Une nuit blanche au Lac à la Truite, 6 octobre 1967

par Marcel Guay

mes garçons François et Pierre me rappelaient depuis plusieurs semaines que je leur avais promis d'aller passer une journée complète au lac à la truite et surtout, d'y coucher.


L'automne était arrivé et bien que la température était belle pour la saison, les nuits étaient devenues plutôt froides. Or, en surveillant pour choisir une belle journée, je crus voir la journée idéale. 
Notre camp était bien organisé et muni de tout le nécessaire au temps où nous le fréquentions souvent. Mais, avec les années, nous avions laissé beaucoup de choses s’épuiser.


Or j'avais pensé qu'il serait probablement sage d'ajouter au poêle à bois dont notre camp était équipé, une chaufferette «Coleman» dont j'avais si souvent vanté les mérites à mes clients du magasin.
Marcel Guay visite son chalet du lac à la truite en janvier 1942
La noirceur venue, tout le monde s'était endormi aussi rapidement que la lumière s'était éteinte ; le grand chef aussi. Mais voici qu'à peine la nuit commencée, je fus réveillé par le froid qui me gagnait. Avant de revenir à mon lit, je constate que la chaufferette laissait dégager une chaleur que je ne trouvais la moitié aussi réchauffante que celle que je laissais entrevoir dans mes arguments de vendeur. Nous avions un coffre dans lequel nous conservions des couvertures de catalogne et des couvre-lits à pointes que ma mère avait confectionnés bien des années auparavant. J'en sortis tout ce qui s'y trouvait et en recouvrir chacun des lits.
Au bout de quelques courtes heures, l'air était glacial. Ayant à peine sorti ma tête de sac, je constatai que la porte était grande ouverte. Un fort vent du nord s'y engouffrait (notre camp avait été bâti sur une pointe s'avançant dans le lac en direction d'une petite île et il était passablement élevé puisque les vagues venaient s'éteindre sous la galerie, le clapotis de l'eau servait à nous endormir).

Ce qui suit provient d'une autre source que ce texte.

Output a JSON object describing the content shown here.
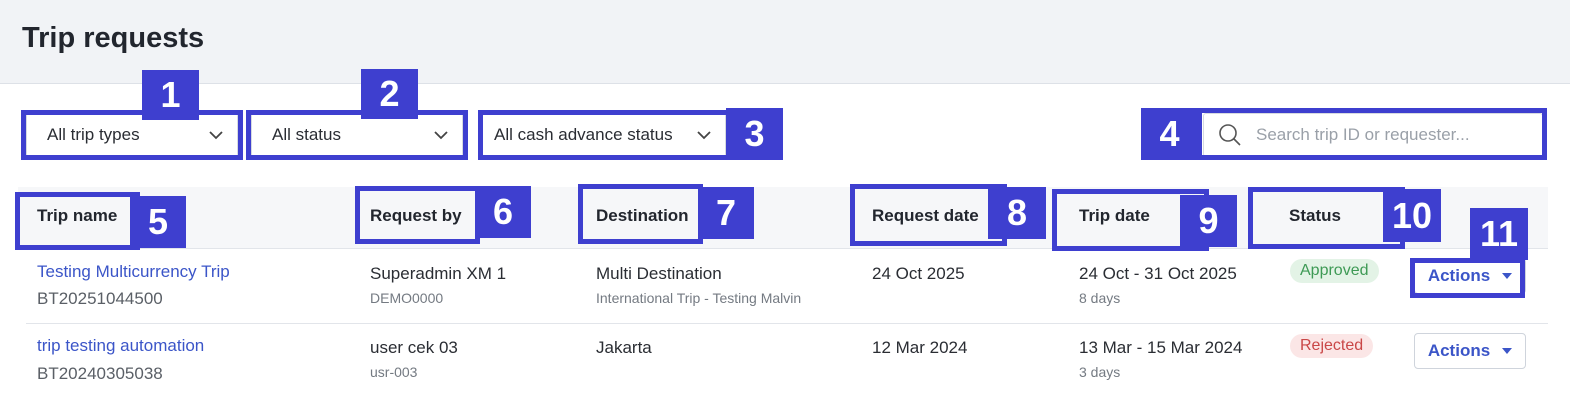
{
  "page": {
    "title": "Trip requests"
  },
  "filters": {
    "trip_type": "All trip types",
    "status": "All status",
    "cash_advance": "All cash advance status"
  },
  "search": {
    "placeholder": "Search trip ID or requester..."
  },
  "columns": [
    "Trip name",
    "Request by",
    "Destination",
    "Request date",
    "Trip date",
    "Status"
  ],
  "rows": [
    {
      "trip_name": "Testing Multicurrency Trip",
      "trip_id": "BT20251044500",
      "requester": "Superadmin XM 1",
      "requester_id": "DEMO0000",
      "destination": "Multi Destination",
      "destination_detail": "International Trip - Testing Malvin",
      "request_date": "24 Oct 2025",
      "trip_date": "24 Oct - 31 Oct 2025",
      "duration": "8 days",
      "status": "Approved",
      "action_label": "Actions"
    },
    {
      "trip_name": "trip testing automation",
      "trip_id": "BT20240305038",
      "requester": "user cek 03",
      "requester_id": "usr-003",
      "destination": "Jakarta",
      "destination_detail": "",
      "request_date": "12 Mar 2024",
      "trip_date": "13 Mar - 15 Mar 2024",
      "duration": "3 days",
      "status": "Rejected",
      "action_label": "Actions"
    }
  ],
  "annotations": [
    "1",
    "2",
    "3",
    "4",
    "5",
    "6",
    "7",
    "8",
    "9",
    "10",
    "11"
  ],
  "colors": {
    "annotation": "#3e3fcf",
    "link": "#3b55c8",
    "approved": "#3e9a55",
    "rejected": "#c94747"
  }
}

Notre appareil Coleman s'est éteint en panne sèche. Et moi qui croyais que la réserve pouvait procurer 12 heures de service. Enfin, c'est ce que je me disais, mais peut-être m'en étais-je convaincu à force de le répéter aux clients.

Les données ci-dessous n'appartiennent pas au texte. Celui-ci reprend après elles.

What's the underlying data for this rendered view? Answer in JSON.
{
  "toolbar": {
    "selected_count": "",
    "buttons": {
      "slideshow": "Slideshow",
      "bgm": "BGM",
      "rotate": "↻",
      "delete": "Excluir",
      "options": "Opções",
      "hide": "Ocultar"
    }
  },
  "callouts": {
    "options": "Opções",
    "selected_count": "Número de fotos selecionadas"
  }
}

Je fis le tour des sacs de couchage des enfants, mais j'étais préoccupé, car il me semblait que je ne voyais plus la masse de François sur son lit. Je m'approchai donc et me mis à fouiller, d'abord doucement puis y allant de plus en plus fortement, ne le trouvant toujours pas. J'étais devenu très inquiet et me demandais ce qu'il avait bien pu lui arriver. Je tâtais dans le sac, de plus en plus inquiet, tassai la couverture pour enfin découvrir une petite masse tout au fond du sac de couchage. Il s'y était blotti tout à fait au bout pour retrouver plus de chaleur.

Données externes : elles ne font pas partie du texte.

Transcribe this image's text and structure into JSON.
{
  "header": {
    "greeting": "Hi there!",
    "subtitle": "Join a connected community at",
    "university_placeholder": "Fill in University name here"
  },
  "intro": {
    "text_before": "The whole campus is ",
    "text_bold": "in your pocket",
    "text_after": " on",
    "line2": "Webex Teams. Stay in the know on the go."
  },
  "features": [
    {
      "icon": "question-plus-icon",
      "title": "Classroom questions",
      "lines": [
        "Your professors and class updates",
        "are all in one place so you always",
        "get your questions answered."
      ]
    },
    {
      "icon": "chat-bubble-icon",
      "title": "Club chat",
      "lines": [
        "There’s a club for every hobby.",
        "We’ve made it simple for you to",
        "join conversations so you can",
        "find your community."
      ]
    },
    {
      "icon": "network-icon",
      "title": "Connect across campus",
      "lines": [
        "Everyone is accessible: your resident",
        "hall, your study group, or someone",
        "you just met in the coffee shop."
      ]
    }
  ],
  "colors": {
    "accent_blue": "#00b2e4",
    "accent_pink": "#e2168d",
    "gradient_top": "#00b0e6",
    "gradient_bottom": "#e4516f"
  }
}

Un son à jamais pour moi associe au Lac à la Truite, le chant du huard à collier

J'eus beau essayer de me rendormir, mais ce fut peine perdue. J'étais tout à fait prêt pour témoigner du lever du jour. Leur déjeuner enfilé, mes gaillards étaient tout en fait en forme pour prolonger leur séjour une autre journée, mais le paternel l'était beaucoup moins.